Also happening: Sudan
The first Sudanese civil war started in 1955, one year before Sudan became independent and continued till l972. The second Sudanese civil war lasted from 1983 to 2005 and lead to the eventual secession of South Sudan. Fighting broke out again on April 15, 2023.
Joshua Craze explains what lead to this confrontation in his piece published in Sidecar.
On 15 April, clashes began in Khartoum, Sudan’s capital, pitting the Sudan Armed Forces (SAF), loyal to Abdel Fattah al-Burhan, the general who runs the country’s governing council, against the paramilitary forces of his deputy, Mohamed Hamdan Dagalo, otherwise known as ‘Hemedti’ (little Mohamed), the Bonapartian pretender to Sudan’s throne. Initially, Hemedti’s militias, known as the RSF, or Rapid Support Forces, seemed to have the advantage. They took control of several airbases and installed themselves in Khartoum’s residential areas, auguring a difficult campaign of urban warfare for Burhan. By the end of 16 April, however, the SAF’s superior weaponry was telling, with fighter jets strafing RSF barracks and dislodging the paramilitary force from positions around the city. Much about the situation remains uncertain, even for those on the ground. All I can tell you, one friend wrote to me, is where the smoke is coming from. Unlike during the coup d’état of October 2021, the internet is still working, yet it has brought little clarity. The facts are concealed by claims and counterclaims, all delivered via Facebook posts.

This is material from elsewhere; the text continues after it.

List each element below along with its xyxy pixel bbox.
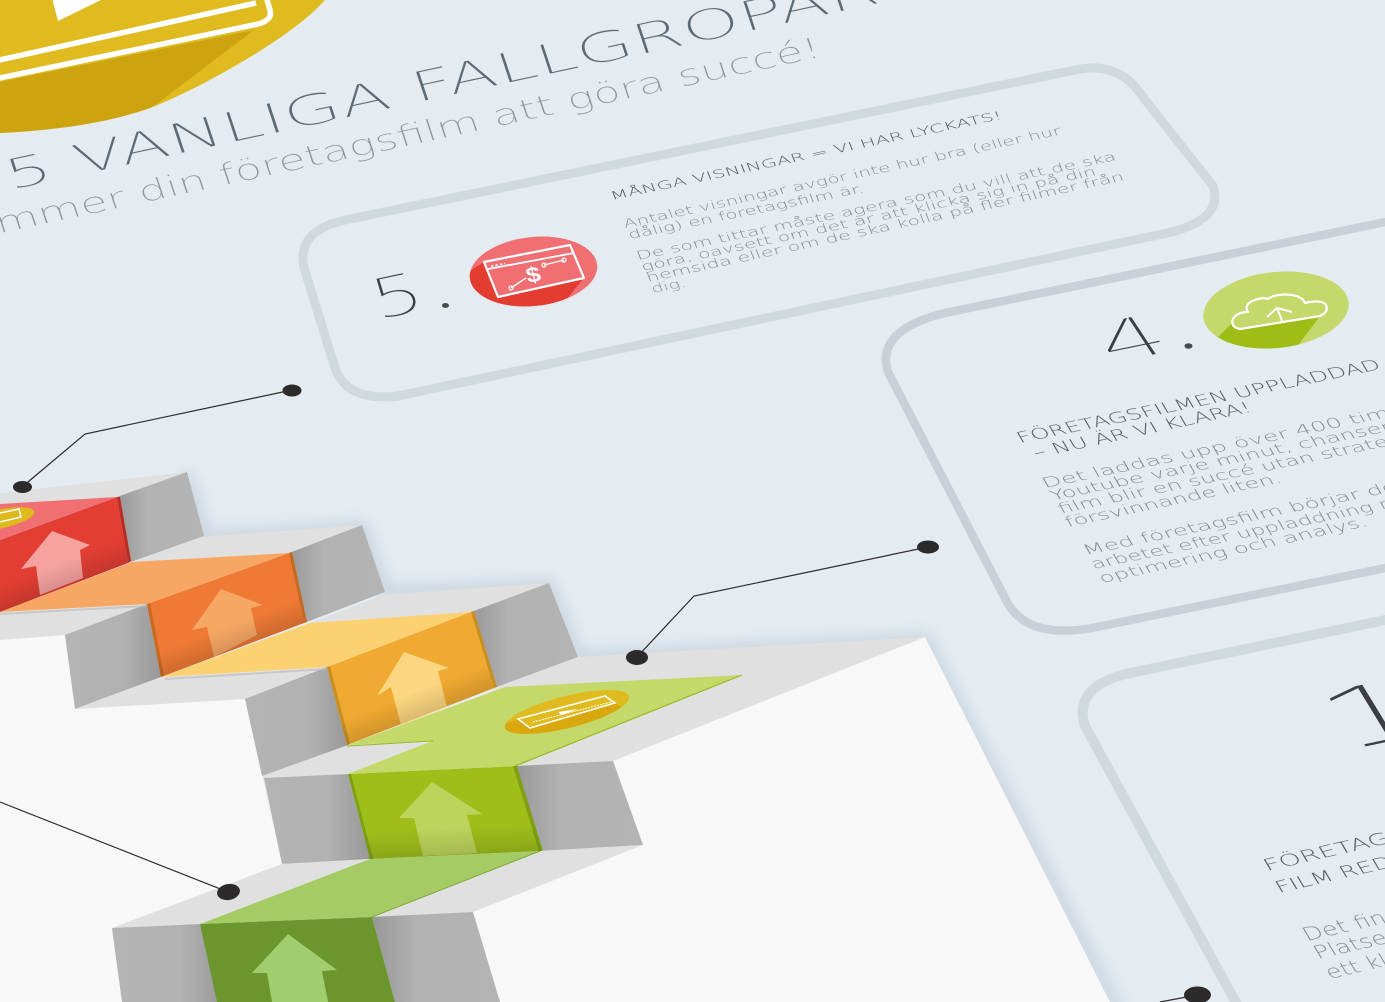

Bashir made a Faustian pact with Sudan’s cities: accept terror in the country’s margins in exchange for cheap commodities and subsidies for fuel and wheat, whose import required foreign currency obtained from the sale of resources produced in the peripheries. Oil had begun to flow in 1999, largely from southern Sudan. Income from its sale subsidized urban consumption and greased the wheels of a transactional machine with Bashir at its centre, acting as fixer-in-chief for an unwieldy coalition of security services and politicians. Were the margins able to control their own resources, this machine would inevitably grind to a halt. Thus, their interests were structurally opposed to those of the centre – a class relation articulated as a geographical antagonism.